Originally Posted by GeistFaust;781881[B
]I think the central and primary issue with the conceptualization of God is that man can not help projecting his own anthropological being onto this abstract being.[/B] This tendency to anthropologize God basically has its roots in the Semitic religions, especially Judaism, which basically sees God as manifesting itself simply in the Jewish people and culture. God was a personal individual and an anthropological character in the Jewish mind, and it enveloped its commands and orders in the form of the law and torah.
This law and torah was built on shanty grounds, and it promoted an ideology laddled with hypocrisy and contradictions. The greatest stupidity about Judaism dealt with its emphasis on that only certain people were chosen by God to receive special messages and revelations. The high priests were the chosen ones to receive the message of God, but the commoner just was not good enough to communicate with the divine and abstract.
This turns God into a hierarchial being, which seems to give preferences to some people over others. I do believe in a natural hierarchy, but it is not determined by God, but rather by nature. This natural hierarchy is determined by things such as survival of the fittest and natural selection. Some people definitely have a certain capacity or talent which makes them more valuable in a certain aspect than another.
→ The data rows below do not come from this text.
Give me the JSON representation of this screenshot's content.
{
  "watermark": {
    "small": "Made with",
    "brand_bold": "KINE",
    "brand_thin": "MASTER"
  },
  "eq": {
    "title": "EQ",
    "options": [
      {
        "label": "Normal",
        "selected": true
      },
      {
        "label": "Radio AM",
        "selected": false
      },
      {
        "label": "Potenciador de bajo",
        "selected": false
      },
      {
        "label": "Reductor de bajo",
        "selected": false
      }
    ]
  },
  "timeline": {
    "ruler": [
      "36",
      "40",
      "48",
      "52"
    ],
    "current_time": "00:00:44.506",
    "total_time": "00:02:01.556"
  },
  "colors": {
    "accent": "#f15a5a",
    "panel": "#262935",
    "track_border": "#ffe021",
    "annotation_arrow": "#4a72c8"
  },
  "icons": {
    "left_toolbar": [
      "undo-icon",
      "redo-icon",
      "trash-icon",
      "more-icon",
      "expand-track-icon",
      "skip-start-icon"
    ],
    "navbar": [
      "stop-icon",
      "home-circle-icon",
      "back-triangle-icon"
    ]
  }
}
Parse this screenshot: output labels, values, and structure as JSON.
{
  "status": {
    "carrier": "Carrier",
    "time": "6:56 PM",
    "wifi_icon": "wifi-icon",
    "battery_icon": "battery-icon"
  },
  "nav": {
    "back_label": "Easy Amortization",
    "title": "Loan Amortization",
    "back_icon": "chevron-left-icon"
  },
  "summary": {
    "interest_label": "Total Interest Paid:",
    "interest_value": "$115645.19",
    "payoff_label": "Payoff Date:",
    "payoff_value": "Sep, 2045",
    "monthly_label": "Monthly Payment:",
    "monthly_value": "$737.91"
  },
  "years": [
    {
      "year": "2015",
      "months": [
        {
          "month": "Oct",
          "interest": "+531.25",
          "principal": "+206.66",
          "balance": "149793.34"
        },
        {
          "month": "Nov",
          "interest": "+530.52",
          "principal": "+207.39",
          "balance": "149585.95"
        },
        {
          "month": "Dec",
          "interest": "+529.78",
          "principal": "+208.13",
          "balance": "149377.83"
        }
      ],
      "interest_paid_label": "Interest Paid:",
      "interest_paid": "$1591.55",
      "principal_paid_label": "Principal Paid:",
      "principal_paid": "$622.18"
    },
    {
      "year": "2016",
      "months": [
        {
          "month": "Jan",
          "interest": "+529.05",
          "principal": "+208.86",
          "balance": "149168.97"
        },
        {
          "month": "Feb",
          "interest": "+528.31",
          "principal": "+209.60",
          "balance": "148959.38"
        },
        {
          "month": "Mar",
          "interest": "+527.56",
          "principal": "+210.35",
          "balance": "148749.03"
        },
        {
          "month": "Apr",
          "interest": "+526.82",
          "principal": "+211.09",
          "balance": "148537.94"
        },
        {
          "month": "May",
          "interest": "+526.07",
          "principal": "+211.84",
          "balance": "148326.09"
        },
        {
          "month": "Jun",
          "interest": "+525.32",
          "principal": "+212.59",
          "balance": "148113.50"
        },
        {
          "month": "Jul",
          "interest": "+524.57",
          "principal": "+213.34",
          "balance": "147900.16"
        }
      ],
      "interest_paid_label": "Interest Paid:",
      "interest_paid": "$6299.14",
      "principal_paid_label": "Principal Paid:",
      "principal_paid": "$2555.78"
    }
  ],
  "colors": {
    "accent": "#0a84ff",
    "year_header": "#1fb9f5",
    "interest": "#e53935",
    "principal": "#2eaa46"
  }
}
That said to make a claim that someone can not all of the sudden contact with God on a spur of the moment whim, without having to be a high priest conducting himself in holy of holies is blasphemous. I think the image of God projected by Judaism is completely misunderstood as well, and it fails to realize that God is merely a subjective feeling about self as it is projected on the environment by the individual self.
This feeling about self in the environment centers and orients itself by the individual feeling itself in the self of environment, and thus God is nothing more than an anthropological concept for man. It can not be anymore than this, and the function of believing in a divine or abstract being is determined by a pleasure motive in man. A pleasure motive in man, which exists in mankind to mitigate and suppress the pain and suffering of life.
The empirical and phenomenal world is the "limit" of all that is metaphysical and ontological. Anything that lies beyond these worlds must accord themselves with the operations, dynamic laws, and functions of the empirical world. It is the empirical world upon which we can sense any understanding of an abstract being.
That is the source of this abstraction of a divine self lies simply within the empirical world, and is determined by the mechanism of the pleasure principle. The pleasure principle is this abstract feeling designed and programmed in the mind of men to make them anticipate and desire good and pleasurable things will occur.
This means that if they submit or surrender themselves to some abstract and imaginary world that some good and pleasurable feeling will be created. That in re-creating themselves in this abstract and imaginary world, through perceived good actions and morals, will win them the reward of having pleasure in heaven.
It goes back to an infantile and juvenile desire and feeling which resides in humans from the time they are born, and its a safety net the fall back onto when they feel threatened or in trouble.
Basically the belief in God is nothing but an anthropological projection of a defense mechanism, which is constructed in accordance with the pleasure principle as it acts on our behaviors, thoughts, and feelings pertained to the things we sense and perceive in the empirical world.